Jacobs clarifies that he was grateful to have been included in the meeting along with several other progressive Jewish community leaders and appreciated that Netanyahu opened the floor to Q&A and took the time to answer everyone’s questions.
Jacobs says that after he wished Netanyahu good health, the premier joked that he now has a pacemaker in addition to being a peacemaker, which garnered a few chuckles from the crowd.
In another tense portion of the meeting recalled by Jacobs, a prominent Jewish community leader in the room stood and told Netanyahu, that US Jews defend Israel every day but are having a harder time doing so as of late “when senior members of your government speak out in racist voices,” the individual said, asking Netanyahu why he has tolerated such rhetoric from his coalition partners.

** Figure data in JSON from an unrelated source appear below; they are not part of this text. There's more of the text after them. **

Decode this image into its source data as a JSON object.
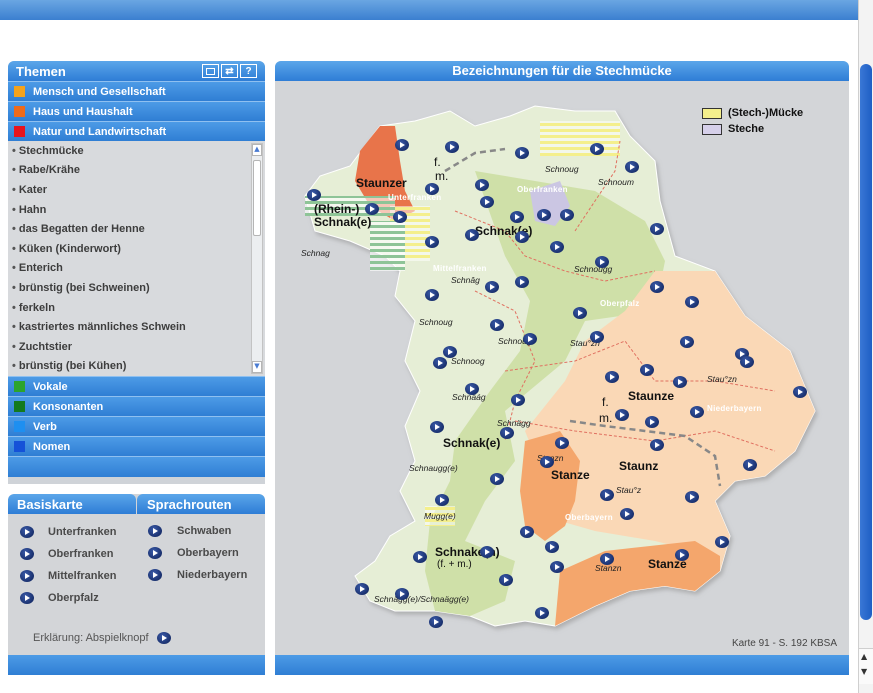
{
  "themes": {
    "title": "Themen",
    "icons": [
      "window-icon",
      "refresh-icon",
      "help-icon"
    ],
    "help_label": "?",
    "categories_top": [
      {
        "label": "Mensch und Gesellschaft",
        "color": "#f4a21c"
      },
      {
        "label": "Haus und Haushalt",
        "color": "#ef6b1a"
      },
      {
        "label": "Natur und Landwirtschaft",
        "color": "#e8141c"
      }
    ],
    "items": [
      "Stechmücke",
      "Rabe/Krähe",
      "Kater",
      "Hahn",
      "das Begatten der Henne",
      "Küken (Kinderwort)",
      "Enterich",
      "brünstig (bei Schweinen)",
      "ferkeln",
      "kastriertes männliches Schwein",
      "Zuchtstier",
      "brünstig (bei Kühen)"
    ],
    "categories_bottom": [
      {
        "label": "Vokale",
        "color": "#2ca42c"
      },
      {
        "label": "Konsonanten",
        "color": "#137a1e"
      },
      {
        "label": "Verb",
        "color": "#1e8ff0"
      },
      {
        "label": "Nomen",
        "color": "#1552d8"
      }
    ]
  },
  "basis": {
    "tab1": "Basiskarte",
    "tab2": "Sprachrouten",
    "col1": [
      "Unterfranken",
      "Oberfranken",
      "Mittelfranken",
      "Oberpfalz"
    ],
    "col2": [
      "Schwaben",
      "Oberbayern",
      "Niederbayern"
    ],
    "explain": "Erklärung: Abspielknopf"
  },
  "map": {
    "title": "Bezeichnungen für die Stechmücke",
    "legend": [
      {
        "label": "(Stech-)Mücke",
        "color": "#f4ef8c"
      },
      {
        "label": "Steche",
        "color": "#d6d0ea"
      }
    ],
    "footer": "Karte 91 - S. 192 KBSA",
    "regions": [
      "Unterfranken",
      "Oberfranken",
      "Mittelfranken",
      "Oberpfalz",
      "Niederbayern",
      "Oberbayern"
    ],
    "labels_big": [
      "Staunzer",
      "(Rhein-)",
      "Schnak(e)",
      "Schnak(e)",
      "Staunze",
      "Schnak(e)",
      "Stanze",
      "Staunz",
      "Schnake(n)",
      "Stanze",
      "f.",
      "m.",
      "f.",
      "m."
    ],
    "labels_small": [
      "Schnag",
      "Schnoug",
      "Schnoum",
      "Schnâg",
      "Schnoug",
      "Schnougg",
      "Schnoug",
      "Schnoog",
      "Stau°zn",
      "Schnâág",
      "Schnägg",
      "Stau°zn",
      "Stanzn",
      "Schnaugg(e)",
      "Stau°z",
      "Mugg(e)",
      "Stanzn",
      "Schnägg(e)/Schnaägg(e)"
    ],
    "label_fm": "(f. + m.)"
  },
  "colors": {
    "accent_blue": "#2e7dd6",
    "map_green_light": "#e6eed6",
    "map_green": "#cfe0a8",
    "map_orange_light": "#fad8b6",
    "map_orange": "#f4a66c",
    "map_red": "#e8744a",
    "map_purple": "#cbc6e3"
  }
}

Netanyahu responded that he cannot control everyone and that there are many other countries that have a bigger problem with this phenomenon, Jacobs recalls, admitting that the premier cut his answer short to get to as many questions as possible.
National Council of Jewish Women CEO Sheila Katz tells The Times of Israel that she also appreciated being included in the hour-long conversation and that it was far more open than she expected.
However, she admitted to feeling a vast disconnect between the more theoretical conversation in the room about the judicial overhaul and the fears she is hearing from activists on the ground about the ramifications the reforms could have for women and other minorities.
“I’m very very afraid of the results of the overhaul and what it would mean for women and other marginalized groups,” she says.
Katz recalls how the pro-choice movement in the US was told not to worry about losing abortion access before Roe v. Wade was overturned last summer and says a similar dynamic seems to be taking place in Israel where anti-overhaul activists are told by the government that their rights are not at risk.
“We’re debating legal concepts, and those are important, but what matters to me is whether people will be okay,” Katz says.